If you decide to run OpenWRT (recommended on small systems like a Raspberry Pi or a router) you should know that a standard image will not work as expected.
It is mandatory to install the toolchain:
https://openwrt.org/docs/guide-developer/toolchain/use-buildsystem
and to build an image (no LuCI, removal of everything superfluous) tailored to hcxdumptool/hcxlabtool task.

hcxlabtool/hcxdumptool will work fine:
if the driver support monitor mode/full packet injection and
if you know what services are running on your system and how to stop them if they interfere with monitor mode/packet injection.

The same thing I wrote about OpenWRT, but also applies Linux.
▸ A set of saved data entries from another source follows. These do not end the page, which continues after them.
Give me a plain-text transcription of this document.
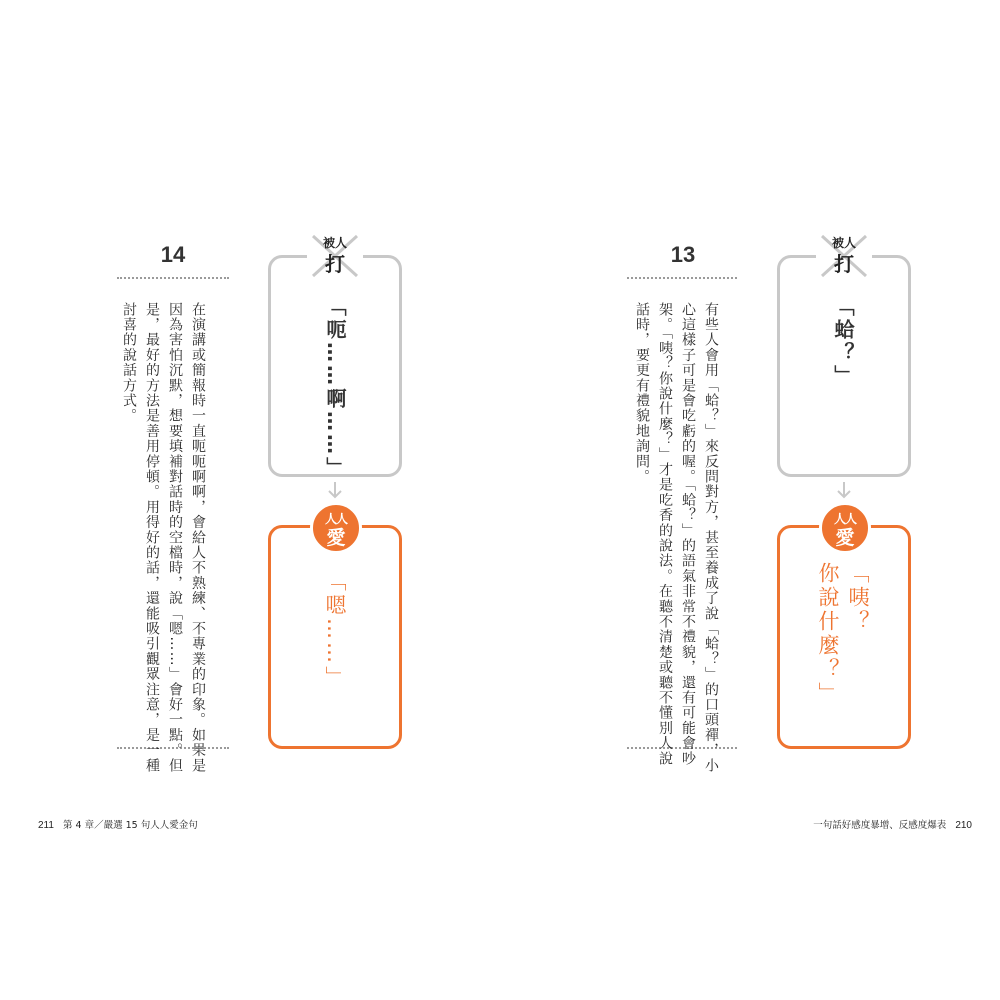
14
在演講或簡報時一直呃呃啊啊，會給人不熟練、不專業的印象。如果是
因為害怕沉默，想要填補對話時的空檔時，說「嗯……」會好一點。但
是，最好的方法是善用停頓。用得好的話，還能吸引觀眾注意，是一種
討喜的說話方式。
被人
打
「呃……啊……」
人人
愛
「嗯……」
211 第 4 章／嚴選 15 句人人愛金句
13
有些人會用「蛤？」來反問對方，甚至養成了說「蛤？」的口頭禪，小
心這樣子可是會吃虧的喔。「蛤？」的語氣非常不禮貌，還有可能會吵
架。「咦？你說什麼？」才是吃香的說法。在聽不清楚或聽不懂別人說
話時，要更有禮貌地詢問。
被人
打
「蛤？」
人人
愛
「咦？
你說什麼？」
一句話好感度暴增、反感度爆表 210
A standard installation include several running services you don't need/want.

[notPrivate-care]

Thanks a lot for the reply.
I wanted to learn the workflow like how to approach wifi testing, and use hcxdumptool. But I found no videos or blogs. Whatever I found was both old, and did not focus on attacking clients, which is the main purpose of this tool. Unfortunately, the wiki is is very old too. Your comments on issues were really helpful, but sorry to say, they were all over the place, messy and not complete (as one bit of information was on one thread, some other information was on another thread). I think it would be very helpful and save a lot of time for both you and users if there was a single place which had most of the information. I'll contribute on the current wiki, if you want me to write it in a certain way, do let me know!

[ZerBea]

The wiki page was not created by me and you're absolutely right: It is outdated and I have removed it.
Thanks for your offer. If you think it is helpful, please feel free to add your workflow to the current wiki.
Please note, however, that we are not on beginner level. It is assumed the reader is familiar with the fundamentals of this technique (Linux and 802.11 as mentioned in the requirements section of README.md). A successful installation of Linux via pre-defined GUI installer is far away from this.